Today's lab is about implementing a Logistic Regression with a Ridge Regression penalty using Newton's Method.
You may use these notes provided by the TA for the previous semester for implementing your code. logistic regression
The data set for the lab was taken from “Regression With Graphics” by Hamilton. A town was considering closing a school due to toxic material on the grounds, and while the debate was on going, researchers collected data about whether individuals in town favored the closing along with other covariates such as years they lived in town, whether they have children, etc.
We will focus in on the “favor” variable as the response, which is 0 if they did not favor closing the school and 1 if they did.
And for the covariate, we will consider the years they lived in the town which is an integer on 1 to 81.
We seek to model the probability that an individual will favor closing the school given the years they lived in the town.
Exercises
Implementing Exercise 1 is your goal for the lab, but first load the data. Get the data from here and save it in your working directory(even though this file has an R file extension it is actually a tab delimited table).
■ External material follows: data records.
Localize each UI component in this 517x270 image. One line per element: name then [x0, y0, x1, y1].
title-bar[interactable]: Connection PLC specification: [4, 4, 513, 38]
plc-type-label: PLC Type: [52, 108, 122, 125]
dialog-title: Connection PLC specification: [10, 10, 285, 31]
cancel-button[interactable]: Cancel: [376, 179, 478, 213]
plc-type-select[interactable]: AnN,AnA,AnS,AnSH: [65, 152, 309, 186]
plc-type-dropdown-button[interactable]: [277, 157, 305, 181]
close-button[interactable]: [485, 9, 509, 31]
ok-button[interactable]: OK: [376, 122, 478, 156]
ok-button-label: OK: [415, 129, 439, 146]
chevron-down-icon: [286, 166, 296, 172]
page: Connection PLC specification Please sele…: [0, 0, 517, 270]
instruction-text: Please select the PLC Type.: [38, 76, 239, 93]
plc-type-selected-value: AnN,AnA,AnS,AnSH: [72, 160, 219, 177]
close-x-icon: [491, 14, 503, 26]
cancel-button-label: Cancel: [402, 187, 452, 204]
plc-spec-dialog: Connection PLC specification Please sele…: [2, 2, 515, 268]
Load the data with the following R commands:
data = read.table("close.school.for.r",header=TRUE)
#The bernoulli response "favor"
z = data[,1]
#A column of intercepts and the years lived in town.
X = cbind(1,data[,2])
X = as.matrix(X)
colnames(X) = c("intercept", "years")
1. Write functions to calculate penalized maximum likelihood estimates for a logistic regression using Newton's Method. Create estimates of parameters for intercepts and years with favor closing (z) as the response.
gradient = function(z, X, beta, lambda){
p = pi(X, beta)
g = -t(X) %*% (z - p) + lambda*beta
#print(g)
return(g)
}
# hessian
# L0 is lambda*I_0 in the notes.
hessian = function(X, beta, lambda){
I = diag(ncol(X))
p = pi(X, beta)
W = diag(p*(1-p))
#print(lambda*I)
H = t(X) %*% W %*% X + lambda*I
#print(H)
return(H)
}
2. Verify that your MLEs when lambda = 0 are the same estimates as those produced by Rs built in function to do a logistic regression. Use the following code in R to get those estimates:
fit = glm(z ~ X-1, family="binomial") coef(fit)
3. Plot contours of the penalized objective function around values of the fit parameters with the following code:
pi = function(X, beta){
return(as.vector(1/(1+exp(- X %*% beta))))
}
objective = function(z, X, beta, lambda){
p = pi(X,beta)
return(-sum(z*log(p) + (1-z)*log(1-p)) + lambda/2*sum(beta^2))
}
intercepts = seq(-2,2,,100)
yearcoefs = seq(-.25,.25,,100)
grid = expand.grid(intercepts,yearcoefs)
grid = as.matrix(grid)
obj = apply(grid,1, function(b) objective(z,X,b,lambda))
obj = matrix(obj,100,100)
zlim = quantile(obj,c(0,.65)) #verify is finite
contour(intercepts,yearcoefs,obj, zlim=zlim,xlab="intercept", ylab="year coef")
4. Repeat the same using Gradient descent and conjugate gradient method.